Having never seen the Rocky and Bullwinkle Show as a child, my introduction to fractured fairy tales was James Garner’s Politically Correct Bedtime Stories. I was on a business trip in St. Louis, and I had an extra night at the hotel before the conference started (in order to take advantage of Saturday-stayover low fares). I was doing a bit of Christmas shopping when I came across this slim volume in the bookstore. I was going to buy it for my husband, but it was so good I read the entire book before going to bed.
From then on I was hooked. I bought Garner’s Once Upon a More Enlightened Time and Politically Correct Holiday Stories when they came out the following year, along with Chris Fabry’s Spiritually Correct Bedtime Stories.
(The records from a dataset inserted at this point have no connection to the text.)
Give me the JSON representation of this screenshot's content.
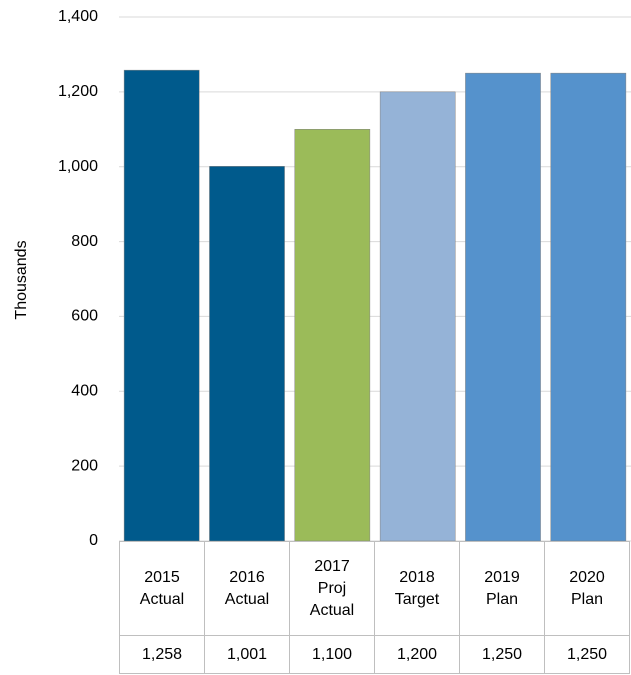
{
  "chart_data": {
    "type": "bar",
    "y_label": "Thousands",
    "categories": [
      "2015 Actual",
      "2016 Actual",
      "2017 Proj Actual",
      "2018 Target",
      "2019 Plan",
      "2020 Plan"
    ],
    "values": [
      1258,
      1001,
      1100,
      1200,
      1250,
      1250
    ],
    "value_labels": [
      "1,258",
      "1,001",
      "1,100",
      "1,200",
      "1,250",
      "1,250"
    ],
    "colors": [
      "#005a8c",
      "#005a8c",
      "#9bbb59",
      "#95b3d7",
      "#5592cc",
      "#5592cc"
    ],
    "ylim": [
      0,
      1400
    ],
    "yticks": [
      0,
      200,
      400,
      600,
      800,
      {
        "value": 1000,
        "label": "1,000"
      },
      {
        "value": 1200,
        "label": "1,200"
      },
      {
        "value": 1400,
        "label": "1,400"
      }
    ],
    "grid": true
  }
}
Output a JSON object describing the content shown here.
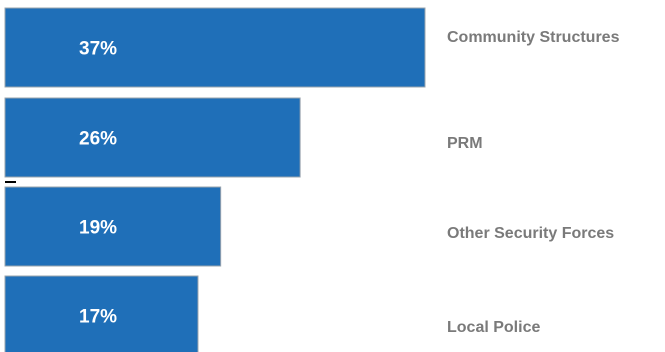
{
  "chart_data": {
    "type": "bar",
    "orientation": "horizontal",
    "categories": [
      "Community Structures",
      "PRM",
      "Other Security Forces",
      "Local Police"
    ],
    "values": [
      37,
      26,
      19,
      17
    ],
    "value_labels": [
      "37%",
      "26%",
      "19%",
      "17%"
    ],
    "unit": "%",
    "title": "",
    "xlabel": "",
    "ylabel": "",
    "grid": false,
    "legend": "none",
    "colors": {
      "bar": "#1f6fb8",
      "bar_border": "#9aa4ae",
      "value_text": "#ffffff",
      "category_text": "#7a7a7a"
    }
  }
}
Later I added David Fisher’s Legally Correct Fairy Tales to the collection – though I don’t think any of the latter books were quite as good as the first one.
When Jon Scieszka’s The True Story of the Three Little Pigs came out in 1996, we bought a copy, and enjoyed it so much that we kept it on the coffee table to share with guests. I still think it’s one of the best in the genre. Of course, by then the idea of fractured fairy tales was getting so popular that they started springing up all over the place, many of them not nearly so funny.
My initial impression of the Sisters Grimm, based on the first book in the series, was that it belonged to the “not nearly so funny” class. As another disappointed reviewer on amazon.com points out, it begins with a compelling premise (which is why I happily picked it up from the children’s section in the library). Orphaned sisters Sabrina and Daphne Grimm find themselves in the home of a strange woman who claims to be their grandmother, in a small town in New York where all the fairy tale creatures from the old stories (which turn out to be true history) now live.
Unfortunately, Sabrina is not a particularly likable character, and the rest of the characters in the story aren’t much better (some are more appealing, but not developed well enough for me to care much what happens to them). There is a mystery to solve, related to a farmhouse flattened by a giant, but the eventual solution does not seem all that satisfying.
Of course, the books are written for children, not adults. But I often enjoy children’s books. (I’m looking forward to reading Alcatraz versus the Knights of Crystallia once our library get a copy.) Some parents do very much enjoy reading these books along with the children – there are hardly any critical reviews at amazon.com from either children or parents. The one critical review I mentioned above does point out that the first book seems to be a setup for future books in the series.
As my 10-year-old is in the target age range, I’ll have to see what he thinks of it (when he finishes the Harry Potter book he’s reading now).